Everyone entering Bali from elsewhere in Indonesia must provide a negative PCR test result and proof of vaccination status. Bali has also been prioritised in the country’s vaccination rollout plan because its economy has been the hardest hit during the pandemic. At present, foreigners on short-term visas (that includes travellers that decided to wait out the pandemic and those that entered on social and business visas, such as the B211 visa) are not eligible for COVID-19 vaccines in Indonesia.

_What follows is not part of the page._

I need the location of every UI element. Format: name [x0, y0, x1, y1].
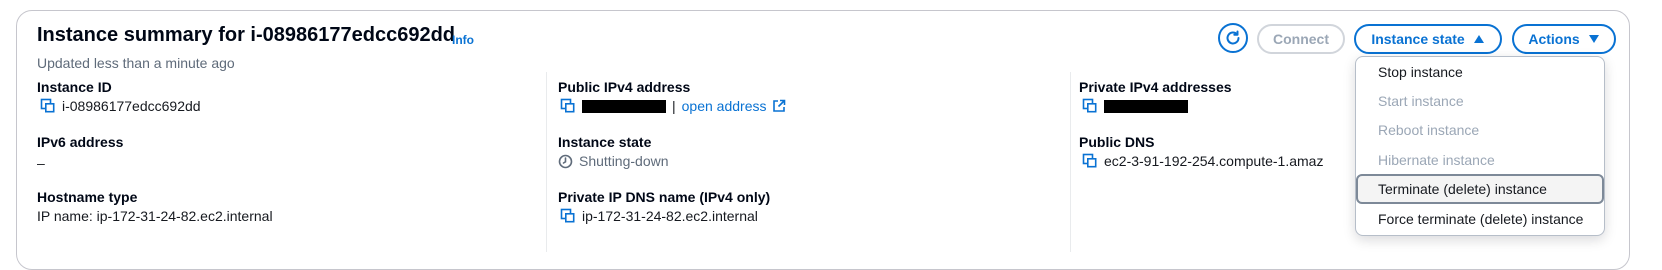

This decision has been taken to protect supplies but some experts have claimed it is driving the surge in cases. Currently, only those on retiree visas, work permits or representatives of foreign countries are entitled to get jabbed under the free government rollout.
There were plans for Indonesia’s economic reopening to begin gradually in September but this was once again been pushed back. Luhut Pandjaitan, a minister who helps to decide virus containment measures said that “reopening of economic activities will depend on vaccination, improved testing, tracing and treatment.”
When Bali does finally reopen on 14th October 2021, it will be a steady and controlled process. Judging by the recent statement from Uno, the plan is likely to mimic Thailand’s tourism reopening, with a scheme similar to the Phuket Sandbox, although details are yet to be announced.
Travellers and locals will be relieved to hear that Bali has finally been given a reopening date. With the reintroduction of international flights to the island, it certainly looks like it is full steam ahead in preparation for the 14th October date. However, with so many details about the reopening yet to be announced, it is hard to know what kind of Bali tourists will see when they are able to enter. We cannot wait to see you here in Bali.